Didcot’s reputation can hardly be described as glowing. In the early noughties, it featured in Sam Jordison’s bestselling book Crap Towns and last year the BBC named it ‘the most normal town’ in the country – not exactly an endorsement.

141 Park Drive East, Didcot

141 Park Drive East - a symbol of the exceptional growth of Didcot

Despite this bad publicity, Didcot is undergoing a period of exceptional growth that will create 20,000 new jobs, 15,000 new homes and hundreds of thousands of square feet of office and retail space within the next 20 years.

“There’s a lot happening in Didcot right now,” says Matt Davis, a director in the development team in Savills’ Oxford office. “It’s not a ‘garden town’ yet but it’s beginning to look much like it.”

Davis says that Didcot’s growth has been driven by “important developments” in and around the town that have acted as catalysts for further activity.

These include upgrades to the railway station, a new four-star Marriott Hotel, new commercial space at Milton Park and an improved retail offering at the Orchard Centre.

“Didcot is located in a rapidly growing catchment and the expansion has offered many brands the opportunity to take space in the town for the first time”

Andrew Berger-North, Hammerson

The latter, a 350,000 sq ft shopping centre owned and managed by Hammerson, is in the final stage of a £50m expansion that will deliver 21 new shops, seven restaurants and 325 car parking spaces.

Andrew Berger-North, UK director of retail parks at Hammerson, says that the expansion will “transform Didcot’s retail and leisure offer” and “kick-start the future growth of the town centre”.

He says: “Didcot is located in a rapidly growing catchment and the expansion has offered many brands the opportunity to take space in the town for the first time.”

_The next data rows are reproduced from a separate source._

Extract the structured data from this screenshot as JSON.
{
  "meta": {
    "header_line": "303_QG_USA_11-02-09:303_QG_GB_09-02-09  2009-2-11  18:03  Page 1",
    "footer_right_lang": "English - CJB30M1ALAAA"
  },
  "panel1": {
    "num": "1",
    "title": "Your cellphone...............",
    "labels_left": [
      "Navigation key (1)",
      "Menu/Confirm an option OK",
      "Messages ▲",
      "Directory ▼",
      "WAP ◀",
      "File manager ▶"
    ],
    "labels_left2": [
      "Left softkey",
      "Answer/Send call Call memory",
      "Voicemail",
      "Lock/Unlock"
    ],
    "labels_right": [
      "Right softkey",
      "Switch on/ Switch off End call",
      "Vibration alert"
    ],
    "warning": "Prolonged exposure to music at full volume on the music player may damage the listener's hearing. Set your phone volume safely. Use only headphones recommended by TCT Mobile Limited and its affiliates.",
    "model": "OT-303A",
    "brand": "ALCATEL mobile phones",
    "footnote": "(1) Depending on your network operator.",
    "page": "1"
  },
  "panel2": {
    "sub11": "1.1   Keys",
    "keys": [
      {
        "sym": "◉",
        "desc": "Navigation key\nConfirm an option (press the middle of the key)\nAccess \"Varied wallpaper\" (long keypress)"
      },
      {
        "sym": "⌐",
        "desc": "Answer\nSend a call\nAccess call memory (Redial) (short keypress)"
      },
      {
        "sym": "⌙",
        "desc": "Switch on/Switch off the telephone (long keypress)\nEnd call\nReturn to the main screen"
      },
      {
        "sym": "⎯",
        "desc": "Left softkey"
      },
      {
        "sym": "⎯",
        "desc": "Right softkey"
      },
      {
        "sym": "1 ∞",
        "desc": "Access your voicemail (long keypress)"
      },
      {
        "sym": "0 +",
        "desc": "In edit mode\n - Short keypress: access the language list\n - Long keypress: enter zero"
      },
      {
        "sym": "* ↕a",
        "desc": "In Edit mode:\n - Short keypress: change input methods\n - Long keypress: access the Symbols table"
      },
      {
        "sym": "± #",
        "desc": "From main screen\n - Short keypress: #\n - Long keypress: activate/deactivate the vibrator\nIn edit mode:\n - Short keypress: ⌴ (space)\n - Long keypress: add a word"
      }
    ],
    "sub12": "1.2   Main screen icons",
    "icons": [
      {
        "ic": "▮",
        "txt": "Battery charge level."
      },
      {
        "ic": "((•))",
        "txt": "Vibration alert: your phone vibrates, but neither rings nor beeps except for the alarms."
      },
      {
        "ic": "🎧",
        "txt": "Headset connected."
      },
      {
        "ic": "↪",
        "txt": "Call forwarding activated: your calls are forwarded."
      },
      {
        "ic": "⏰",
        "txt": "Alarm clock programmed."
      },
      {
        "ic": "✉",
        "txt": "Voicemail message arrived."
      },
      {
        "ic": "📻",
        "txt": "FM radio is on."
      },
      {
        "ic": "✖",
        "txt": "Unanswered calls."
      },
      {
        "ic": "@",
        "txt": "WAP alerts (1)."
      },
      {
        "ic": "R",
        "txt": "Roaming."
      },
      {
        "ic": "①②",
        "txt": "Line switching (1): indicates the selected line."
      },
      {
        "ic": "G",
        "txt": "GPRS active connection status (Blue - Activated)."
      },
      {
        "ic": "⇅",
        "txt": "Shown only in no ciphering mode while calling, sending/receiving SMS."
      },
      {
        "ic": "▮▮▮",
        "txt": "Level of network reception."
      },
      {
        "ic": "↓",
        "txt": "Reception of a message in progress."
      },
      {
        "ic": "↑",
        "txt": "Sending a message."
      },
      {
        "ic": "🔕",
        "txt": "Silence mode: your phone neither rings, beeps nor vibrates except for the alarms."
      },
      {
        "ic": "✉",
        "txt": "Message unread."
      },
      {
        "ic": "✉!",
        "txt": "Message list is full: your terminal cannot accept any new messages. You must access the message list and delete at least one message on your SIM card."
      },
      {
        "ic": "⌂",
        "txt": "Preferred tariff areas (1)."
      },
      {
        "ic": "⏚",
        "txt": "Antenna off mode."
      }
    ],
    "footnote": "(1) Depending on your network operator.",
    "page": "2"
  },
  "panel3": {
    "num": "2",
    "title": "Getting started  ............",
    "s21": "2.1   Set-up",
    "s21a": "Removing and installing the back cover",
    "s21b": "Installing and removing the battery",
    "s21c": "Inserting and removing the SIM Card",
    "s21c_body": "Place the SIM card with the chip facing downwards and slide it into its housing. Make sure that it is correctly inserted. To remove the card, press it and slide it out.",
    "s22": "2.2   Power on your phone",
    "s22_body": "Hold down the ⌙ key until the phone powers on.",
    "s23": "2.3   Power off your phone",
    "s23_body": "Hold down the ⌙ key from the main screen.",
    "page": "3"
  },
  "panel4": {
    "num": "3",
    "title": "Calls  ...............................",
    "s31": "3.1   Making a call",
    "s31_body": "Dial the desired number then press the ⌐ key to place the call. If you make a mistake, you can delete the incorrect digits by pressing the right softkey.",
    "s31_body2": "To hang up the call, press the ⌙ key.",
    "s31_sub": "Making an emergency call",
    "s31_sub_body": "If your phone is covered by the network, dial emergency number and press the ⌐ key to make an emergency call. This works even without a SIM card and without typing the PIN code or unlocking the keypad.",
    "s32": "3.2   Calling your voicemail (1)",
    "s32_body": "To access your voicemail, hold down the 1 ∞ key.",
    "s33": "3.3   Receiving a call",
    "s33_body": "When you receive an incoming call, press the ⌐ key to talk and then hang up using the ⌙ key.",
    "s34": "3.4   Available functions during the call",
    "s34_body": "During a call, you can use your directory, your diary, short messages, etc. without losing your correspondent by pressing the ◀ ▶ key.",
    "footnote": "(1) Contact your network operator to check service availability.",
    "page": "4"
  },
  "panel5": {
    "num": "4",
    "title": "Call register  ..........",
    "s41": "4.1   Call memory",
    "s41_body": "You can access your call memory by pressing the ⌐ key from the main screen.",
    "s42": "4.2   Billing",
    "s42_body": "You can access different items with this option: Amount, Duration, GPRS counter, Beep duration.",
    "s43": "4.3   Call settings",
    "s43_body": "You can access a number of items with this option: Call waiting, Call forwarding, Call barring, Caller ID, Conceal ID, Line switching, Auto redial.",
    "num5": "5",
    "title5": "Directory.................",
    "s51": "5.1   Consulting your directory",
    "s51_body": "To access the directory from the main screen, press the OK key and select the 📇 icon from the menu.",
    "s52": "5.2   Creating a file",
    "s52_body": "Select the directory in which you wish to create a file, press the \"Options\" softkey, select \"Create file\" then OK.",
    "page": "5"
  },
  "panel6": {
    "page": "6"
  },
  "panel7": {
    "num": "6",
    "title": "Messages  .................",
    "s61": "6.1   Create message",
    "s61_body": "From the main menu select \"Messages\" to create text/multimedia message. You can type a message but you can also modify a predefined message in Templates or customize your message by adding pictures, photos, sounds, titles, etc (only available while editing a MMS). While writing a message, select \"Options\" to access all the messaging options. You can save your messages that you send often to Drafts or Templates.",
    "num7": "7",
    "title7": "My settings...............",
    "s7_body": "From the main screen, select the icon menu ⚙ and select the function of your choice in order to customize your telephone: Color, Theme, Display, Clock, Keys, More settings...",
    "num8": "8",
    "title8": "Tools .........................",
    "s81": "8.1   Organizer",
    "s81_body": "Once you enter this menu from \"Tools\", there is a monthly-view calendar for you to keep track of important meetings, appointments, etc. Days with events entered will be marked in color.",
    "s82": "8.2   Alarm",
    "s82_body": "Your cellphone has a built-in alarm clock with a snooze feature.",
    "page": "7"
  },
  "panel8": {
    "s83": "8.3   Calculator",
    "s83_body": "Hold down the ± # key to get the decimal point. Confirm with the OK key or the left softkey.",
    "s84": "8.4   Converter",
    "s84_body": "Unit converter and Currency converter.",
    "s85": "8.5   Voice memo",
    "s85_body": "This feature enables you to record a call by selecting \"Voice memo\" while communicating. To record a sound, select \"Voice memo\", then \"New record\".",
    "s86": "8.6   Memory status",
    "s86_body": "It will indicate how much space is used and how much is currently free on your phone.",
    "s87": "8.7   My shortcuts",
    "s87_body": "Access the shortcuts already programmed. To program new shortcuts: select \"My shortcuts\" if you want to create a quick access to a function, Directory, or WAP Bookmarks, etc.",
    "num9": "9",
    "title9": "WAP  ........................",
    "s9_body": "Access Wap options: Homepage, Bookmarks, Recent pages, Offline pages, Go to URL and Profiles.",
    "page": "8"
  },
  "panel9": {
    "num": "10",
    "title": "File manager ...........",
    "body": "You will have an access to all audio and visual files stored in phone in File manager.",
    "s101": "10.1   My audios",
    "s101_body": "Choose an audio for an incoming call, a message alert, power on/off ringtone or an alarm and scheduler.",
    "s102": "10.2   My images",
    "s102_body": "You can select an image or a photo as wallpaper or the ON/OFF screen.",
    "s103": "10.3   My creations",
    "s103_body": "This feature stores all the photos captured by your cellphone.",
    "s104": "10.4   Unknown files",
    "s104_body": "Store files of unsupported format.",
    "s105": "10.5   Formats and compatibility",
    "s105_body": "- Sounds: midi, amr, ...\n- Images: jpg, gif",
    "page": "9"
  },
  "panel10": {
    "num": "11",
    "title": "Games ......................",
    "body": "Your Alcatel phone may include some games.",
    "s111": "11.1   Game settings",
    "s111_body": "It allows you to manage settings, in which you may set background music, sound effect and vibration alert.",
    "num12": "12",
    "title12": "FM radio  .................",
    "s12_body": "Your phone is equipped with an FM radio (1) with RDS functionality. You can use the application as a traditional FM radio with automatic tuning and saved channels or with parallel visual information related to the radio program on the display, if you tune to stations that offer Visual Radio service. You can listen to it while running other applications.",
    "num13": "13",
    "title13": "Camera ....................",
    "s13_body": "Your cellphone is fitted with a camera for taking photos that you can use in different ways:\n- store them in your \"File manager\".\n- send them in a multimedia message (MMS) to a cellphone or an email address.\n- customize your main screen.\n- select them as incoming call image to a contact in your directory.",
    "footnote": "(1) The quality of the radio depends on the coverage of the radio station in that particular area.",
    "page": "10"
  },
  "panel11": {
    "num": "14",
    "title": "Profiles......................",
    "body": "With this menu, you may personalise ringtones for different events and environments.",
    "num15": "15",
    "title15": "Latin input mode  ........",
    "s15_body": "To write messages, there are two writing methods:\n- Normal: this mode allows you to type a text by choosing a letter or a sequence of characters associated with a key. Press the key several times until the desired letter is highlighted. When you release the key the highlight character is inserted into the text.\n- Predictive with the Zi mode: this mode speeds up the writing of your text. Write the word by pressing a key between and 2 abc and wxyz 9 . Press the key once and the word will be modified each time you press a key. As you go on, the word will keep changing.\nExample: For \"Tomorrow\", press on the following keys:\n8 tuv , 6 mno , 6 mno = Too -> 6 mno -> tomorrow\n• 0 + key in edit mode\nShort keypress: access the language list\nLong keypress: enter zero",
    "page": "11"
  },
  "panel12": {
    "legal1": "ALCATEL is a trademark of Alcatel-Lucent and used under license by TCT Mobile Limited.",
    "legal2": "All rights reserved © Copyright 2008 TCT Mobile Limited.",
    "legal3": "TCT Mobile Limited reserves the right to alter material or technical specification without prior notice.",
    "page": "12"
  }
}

Some of the other projects to have been delivered in recent years have been supported by two enterprise zones – Didcot Growth Accelerator and Science Vale Oxford – which have allowed businesses to be accommodated “quickly and simply”, according to Emma Goodford, partner and head of national offices at Knight Frank.

High profile

“Commercially, Didcot sits within the so-called ‘Science Vale’ area,” says Goodford. “This has given it an incredibly high profile and has been a real accelerator for growth. It is one of the hotspots in the country for growth around science and technology.”

Out of town, three major science parks have become the symbol of this evolution: Milton Park, Harwell Campus and Culham Science Centre. The largest of these, Milton Park, is home to over 250 companies and around 9,000 staff. It features 3m sq ft of offices and labs over a 250-acre site – and it is still expanding.

“We are the engine room for the Oxford and Cambridge science corridor”

James Dipple, MEPC

Joint owners Hermes Investment Management and Canadian pension fund CPPIB have recently completed a £24m speculative development, Park Drive East, comprising three buildings totalling 110,000 sq ft of flexible office space. The first building is already fully pre-let to local company Oxford Immunotec.

“We are the engine room for the Oxford and Cambridge science corridor,” says James Dipple, chief executive officer of MEPC, which manages Milton Park.

Dipple says the park obtained enterprise zone status back in 2012 and that the area has “all the ingredients to be a highly successful story”.

He adds: “I can say that Didcot is definitely better than ‘normal’. On the contrary, it is clearly becoming rather exceptional.”